Chang’s festivals are unlike anything that has been presented locally. He carefully assembles the artists he will present – some people believe, for example, that his initial Slack Key Festival may have been the most illustrious gathering of Hawaiian musicians ever assembled on the mainland – and transforms the entire 1,400 seat performing arts center into a more plush venue that feels like Nokia Theater LA Live moved south. There are guitar booths, food, drink, masterfully orchestrated stage sets, and special VIP meet-and-greets with the artists post-show on the venue’s patio.
But it doesn’t stop there. Chang orchestrates the entire evenings in ways that even astonish the artists themselves. Jim “Kimo” West, a guitarist best known for playing with “Weird Al” Yankovic, who is also a respected slack key player, recalled when Chang opened the first festival with West, Jeff Peterson, and Barry Flanagan from the group Hapa. None of them had ever played together before. All were skeptical.

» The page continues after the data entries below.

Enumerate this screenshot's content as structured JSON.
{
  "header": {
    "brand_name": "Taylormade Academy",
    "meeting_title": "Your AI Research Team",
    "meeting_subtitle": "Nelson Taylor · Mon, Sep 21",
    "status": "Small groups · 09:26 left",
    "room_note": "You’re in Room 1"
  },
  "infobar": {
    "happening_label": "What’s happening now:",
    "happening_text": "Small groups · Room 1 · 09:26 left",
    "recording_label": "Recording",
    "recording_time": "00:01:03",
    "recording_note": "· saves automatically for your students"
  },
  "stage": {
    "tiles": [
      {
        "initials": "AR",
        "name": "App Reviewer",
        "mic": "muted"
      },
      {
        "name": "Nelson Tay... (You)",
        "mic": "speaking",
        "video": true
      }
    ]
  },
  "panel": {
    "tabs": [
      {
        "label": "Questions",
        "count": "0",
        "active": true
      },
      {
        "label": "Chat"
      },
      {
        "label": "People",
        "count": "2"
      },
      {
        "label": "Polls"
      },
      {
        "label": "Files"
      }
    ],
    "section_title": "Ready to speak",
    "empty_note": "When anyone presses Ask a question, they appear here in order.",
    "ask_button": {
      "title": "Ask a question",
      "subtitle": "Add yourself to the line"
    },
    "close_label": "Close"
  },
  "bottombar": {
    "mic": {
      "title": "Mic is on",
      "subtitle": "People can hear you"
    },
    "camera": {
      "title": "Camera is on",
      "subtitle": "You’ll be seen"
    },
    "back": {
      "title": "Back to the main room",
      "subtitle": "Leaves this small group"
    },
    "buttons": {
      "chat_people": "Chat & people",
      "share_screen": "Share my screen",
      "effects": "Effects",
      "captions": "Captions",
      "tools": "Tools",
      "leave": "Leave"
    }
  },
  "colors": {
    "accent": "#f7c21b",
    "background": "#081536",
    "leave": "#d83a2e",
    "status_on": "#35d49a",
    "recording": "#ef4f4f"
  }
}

“We thought, ‘How is he going to pull that off?” West said. “…We had an hour before the show, literally, then it was, ‘Okay, let’s do it.’ Mitch had this great idea, starting out as silhouettes, three figures standing up there, then all of a sudden, bang, going into song. Afterwards I said, ‘Mitch, I’ve got to hand it to you. I was not really confident this was going to work.’ He is a visionary. It was a total hit.”
Chang had wagered his entire life savings presenting the festival, which by no means was a sure-fire attendance magnet – slack key isn’t pop music. But the festival was an immediate hit, followed by an Aloha Falsetto festival later that year, which was also a success. He did the same two festivals in 2009, and then in 2010 doubled down, presenting the area’s very first Flamenco Festival. In 2011, he presented his most audacious show yet, bringing together arguably the greatest acoustic guitar players on the planet – Tommy Emmanuel and Lawrence Juber – to headline the first LA Guitar Festival.
James Jensen, the founder of Solid Air Records and one of the preeminent producers of acoustic guitar music, said that the Guitar Festival was unlike any other event in the nation. The only comparable festival is a two-week long affair in New York. He particularly praised Chang’s choice of artists – every name on the bill both this year and last is an accomplished master, all players revered within musical circles even if some are not as well known popularly.
“This is a very, very different thing that Mitch is doing – he’s bucking all kinds of fashion trends,” Jensen said. “This is basically a rare example of substance over style. We are in a culture that is the opposite – it is all celebrity-based, not talent-based. Mitch’s shows are about talent. He respects artists, and that is why they love to work with him – he’s not a show business promoter type, but someone who cherishes talent and artistry. It’s not an easy way to make a living, and that is why we all need to support this kind of thing as much as possible – if real musicians can’t find audiences, they are going to start putting their instruments down.”
“Mitch Chang finds the best talent available and hopes people come, rather than say, ‘This guy is hot right now…’ He kind of reverse engineers it.”
Tom Schnabel, the influential KCRW deejay, has taken note of Chang’s festivals. “I’ve been involved with the music scene for over 30 years and can say with certainty that Mitchell Chang is the purveyor of musical treasure,” Schnabel said. “And we are all better for it, and should be aware of this man-behind-the-scenes.”